We have purchased many different small form factor computer boards over the past few years and we have tested our boards with the following platforms and operating systems.
Asus Tinker Board
The Tinker Board from Asus is the same form factor as the Raspberry Pi 3 and features a quad-core Arm Cortex A17 CPU running at 1.8GHz, ARM Mali-T764 GPU, and 2GB of DDR3 memory compared to the 1GB on the Raspberry Pi 3. There is hardware support for H.265 4K video decoding, gigabit Ethernet and swappable antenna lead for the built-in 802.11 b/g/n wi-fi module so you can add an external antenna without any soldering. We ordered our board from Pi Supply in the UK.

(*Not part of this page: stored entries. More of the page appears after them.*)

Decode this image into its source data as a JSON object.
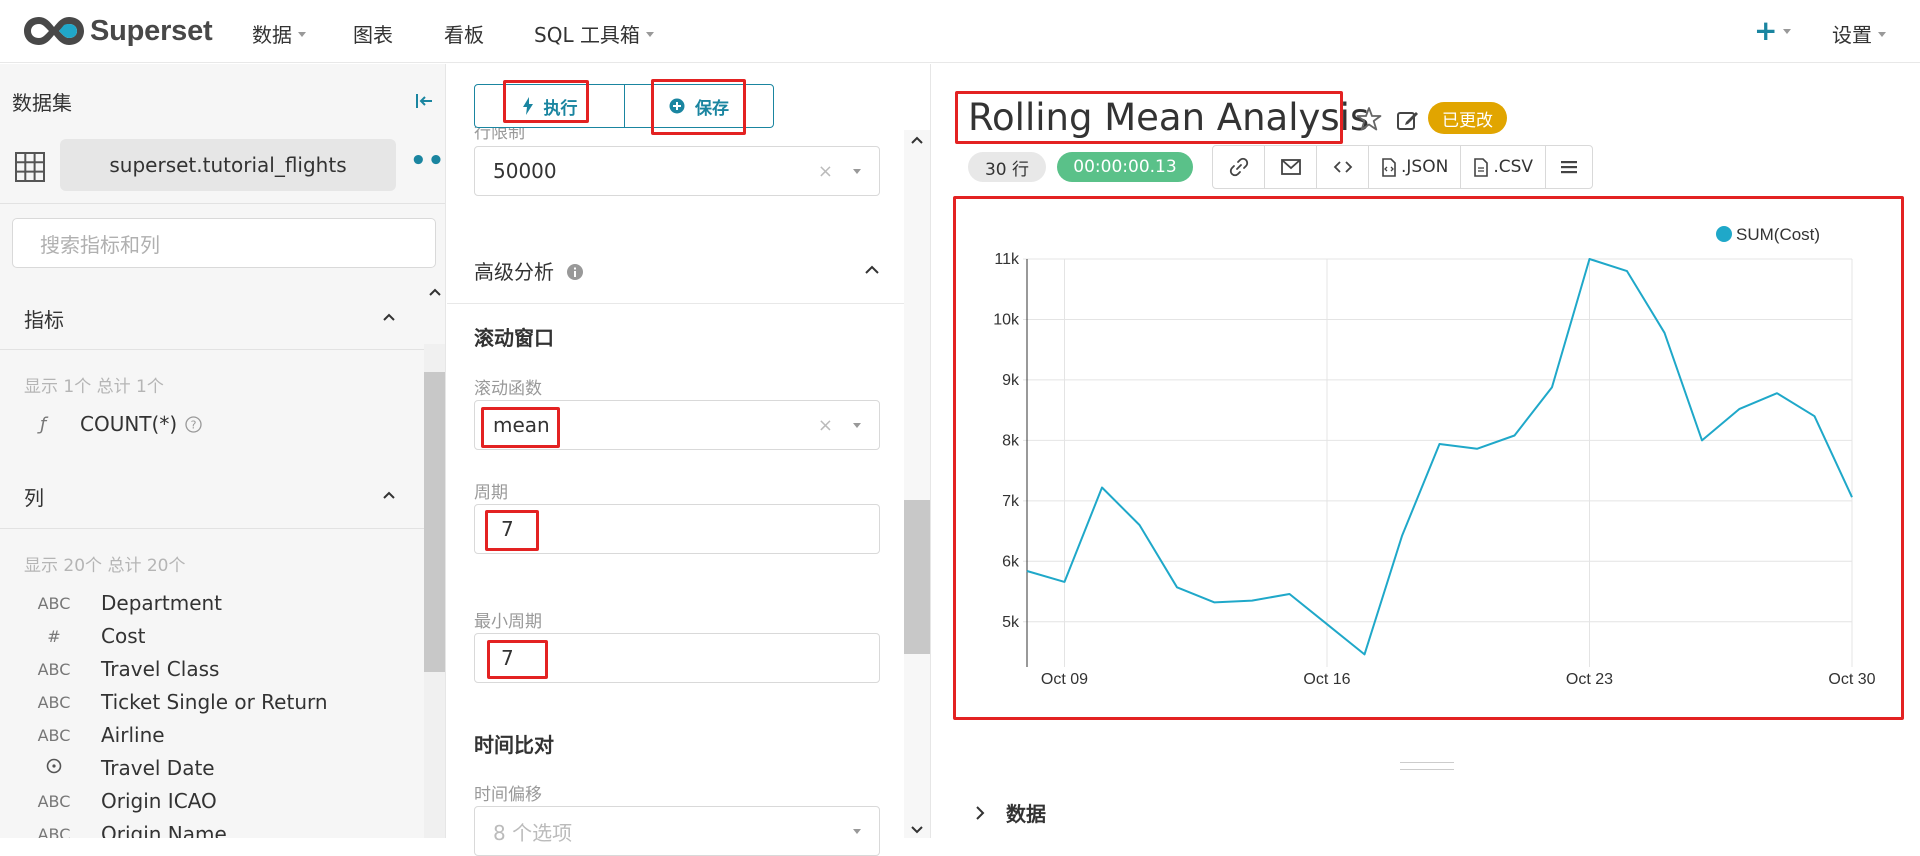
{
  "nav": {
    "brand": "Superset",
    "items": [
      {
        "label": "数据",
        "dropdown": true
      },
      {
        "label": "图表",
        "dropdown": false
      },
      {
        "label": "看板",
        "dropdown": false
      },
      {
        "label": "SQL 工具箱",
        "dropdown": true
      }
    ],
    "plus": "+",
    "settings": "设置"
  },
  "dataset_panel": {
    "title": "数据集",
    "dataset_name": "superset.tutorial_flights",
    "search_placeholder": "搜索指标和列",
    "metrics": {
      "header": "指标",
      "summary": "显示 1个 总计 1个",
      "items": [
        {
          "type": "ƒ",
          "name": "COUNT(*)"
        }
      ]
    },
    "columns": {
      "header": "列",
      "summary": "显示 20个 总计 20个",
      "items": [
        {
          "type": "ABC",
          "name": "Department"
        },
        {
          "type": "#",
          "name": "Cost"
        },
        {
          "type": "ABC",
          "name": "Travel Class"
        },
        {
          "type": "ABC",
          "name": "Ticket Single or Return"
        },
        {
          "type": "ABC",
          "name": "Airline"
        },
        {
          "type": "clock",
          "name": "Travel Date"
        },
        {
          "type": "ABC",
          "name": "Origin ICAO"
        },
        {
          "type": "ABC",
          "name": "Origin Name"
        }
      ]
    }
  },
  "controls": {
    "run_label": "执行",
    "save_label": "保存",
    "row_limit_label": "行限制",
    "row_limit_value": "50000",
    "advanced_title": "高级分析",
    "rolling": {
      "title": "滚动窗口",
      "func_label": "滚动函数",
      "func_value": "mean",
      "period_label": "周期",
      "period_value": "7",
      "min_period_label": "最小周期",
      "min_period_value": "7"
    },
    "time_compare": {
      "title": "时间比对",
      "shift_label": "时间偏移",
      "shift_placeholder": "8 个选项"
    }
  },
  "chart_header": {
    "title": "Rolling Mean Analysis",
    "changed_badge": "已更改",
    "rows": "30 行",
    "duration": "00:00:00.13",
    "toolbar": {
      "json": ".JSON",
      "csv": ".CSV"
    }
  },
  "data_section": {
    "label": "数据"
  },
  "colors": {
    "accent": "#1a85a0",
    "series": "#1fa8c9",
    "changed": "#e1a500",
    "success": "#5ac189",
    "highlight": "#e32222"
  },
  "chart_data": {
    "type": "line",
    "title": "",
    "xlabel": "",
    "ylabel": "",
    "x_ticks": [
      "Oct 09",
      "Oct 16",
      "Oct 23",
      "Oct 30"
    ],
    "y_ticks": [
      "5k",
      "6k",
      "7k",
      "8k",
      "9k",
      "10k",
      "11k"
    ],
    "ylim": [
      4500,
      11000
    ],
    "legend": "top-right",
    "series": [
      {
        "name": "SUM(Cost)",
        "x": [
          "Oct 08",
          "Oct 09",
          "Oct 10",
          "Oct 11",
          "Oct 12",
          "Oct 13",
          "Oct 14",
          "Oct 15",
          "Oct 16",
          "Oct 17",
          "Oct 18",
          "Oct 19",
          "Oct 20",
          "Oct 21",
          "Oct 22",
          "Oct 23",
          "Oct 24",
          "Oct 25",
          "Oct 26",
          "Oct 27",
          "Oct 28",
          "Oct 29",
          "Oct 30"
        ],
        "values": [
          5840,
          5660,
          7220,
          6600,
          5570,
          5320,
          5350,
          5460,
          4960,
          4460,
          6420,
          7940,
          7860,
          8080,
          8880,
          11000,
          10800,
          9780,
          8000,
          8520,
          8780,
          8400,
          7060
        ]
      }
    ]
  }
}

Software support for the Tinker Board is provided by Asus with their own version of Debian available. They also provide their own GPIO API for Python and for C.

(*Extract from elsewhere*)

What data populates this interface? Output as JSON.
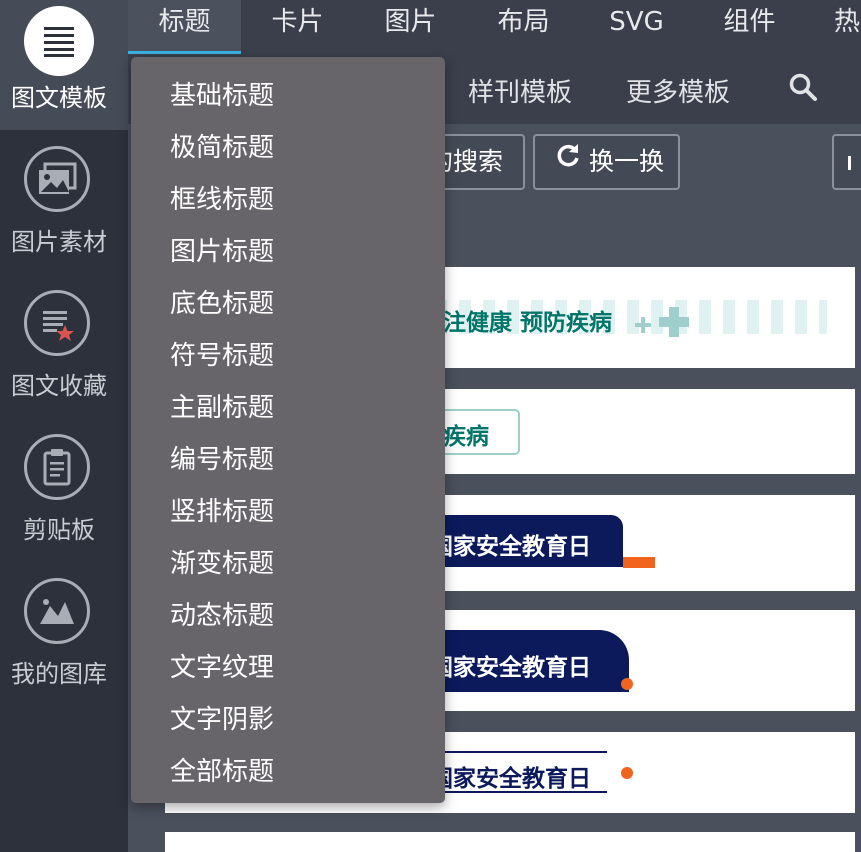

One issue we found when first booting the Asus Tinker was the requirement for a keyboard, mouse and monitor needing to be connected to enable the Ethernet or wi-fi connection. This means that you cannot use the board headless without first enabling the network connection on a monitor.
Once the Ethernet connection was set up all the other software config can be done via a remote SSH session.

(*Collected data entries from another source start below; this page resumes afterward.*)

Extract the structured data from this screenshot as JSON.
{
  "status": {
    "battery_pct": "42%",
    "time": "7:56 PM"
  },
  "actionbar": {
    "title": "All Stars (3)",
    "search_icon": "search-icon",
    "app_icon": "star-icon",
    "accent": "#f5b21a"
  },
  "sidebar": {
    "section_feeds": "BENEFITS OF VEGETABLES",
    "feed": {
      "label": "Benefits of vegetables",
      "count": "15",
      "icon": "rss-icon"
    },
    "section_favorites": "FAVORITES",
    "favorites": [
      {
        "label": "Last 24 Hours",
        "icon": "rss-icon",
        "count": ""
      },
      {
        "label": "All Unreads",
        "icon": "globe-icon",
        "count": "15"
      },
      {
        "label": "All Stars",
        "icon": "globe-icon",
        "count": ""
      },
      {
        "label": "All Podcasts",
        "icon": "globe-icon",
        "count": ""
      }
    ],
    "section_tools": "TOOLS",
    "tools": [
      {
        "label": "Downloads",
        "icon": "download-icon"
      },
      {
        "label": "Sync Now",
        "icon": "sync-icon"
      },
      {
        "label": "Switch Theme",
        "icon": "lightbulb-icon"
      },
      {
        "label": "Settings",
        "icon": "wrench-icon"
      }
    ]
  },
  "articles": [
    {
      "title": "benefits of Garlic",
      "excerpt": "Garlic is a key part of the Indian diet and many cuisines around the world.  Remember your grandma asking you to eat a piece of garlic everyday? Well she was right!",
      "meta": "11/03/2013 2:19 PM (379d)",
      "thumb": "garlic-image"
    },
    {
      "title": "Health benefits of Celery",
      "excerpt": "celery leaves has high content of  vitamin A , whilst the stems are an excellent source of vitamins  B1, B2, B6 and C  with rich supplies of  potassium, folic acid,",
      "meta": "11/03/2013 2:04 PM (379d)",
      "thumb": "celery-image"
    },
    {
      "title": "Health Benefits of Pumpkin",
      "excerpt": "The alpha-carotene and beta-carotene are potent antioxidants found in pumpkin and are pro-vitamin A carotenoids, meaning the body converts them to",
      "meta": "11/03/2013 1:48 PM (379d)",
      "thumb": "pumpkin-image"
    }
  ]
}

The operating system has the I2C bus and UART on the GPIO connector enabled by default but SPI is not yet supported.
Our knowledge base has a new section for the Asus Tinker board with a list of supported expansion boards and software setup instructions. https://www.abelectronics.co.uk/kb/article/1064/asus-tinker-board-introduction
Odroid from Hardkernel
Odroid boards from Hardkernel http://www.hardkernel.com have a wide range of small form factor boards and many have 40-pin GPIO connectors which allow you to use external add-on boards.
We have tested our boards with the Odroid C1 and Odroid C2 boards. Ubuntu and Android OS images are available from the Odroid website. We used the Armbian OS from https://www.armbian.com for our tests and the operating system has the I2C bus on the GPIO connector enabled by default but we could not get the SPI bus to work with our python libraries.
Our knowledge base has a section for the Odroid boards with a list of supported expansion boards and software setup instructions. https://www.abelectronics.co.uk/kb/section/11/odroid
Orange Pi manufactures a range of small form factor computer boards which feature the 40pin GPIO connector.
We have tested our range of expansion boards on three of their models:
Orange Pi Plus2 which uses the AllWinner H3 SoC, 2GB DDR3 SDRAM, 16GB flash memory and gigabit Ethernet
Orange Pi One which uses the AllWinner H3 SoC, and has 512MB DDR3 SDRAM
Orange Pi PC which uses the AllWinner H3 SoC, and has 1GB DDR3 SDRAM. All I2C boards were checked but could not find a way to use the UART pins for the Serial Pi and RS485 Pi boards.
For our own testing, we used Armbian from www.armbian.com which has I2C and UART support without additional configuration.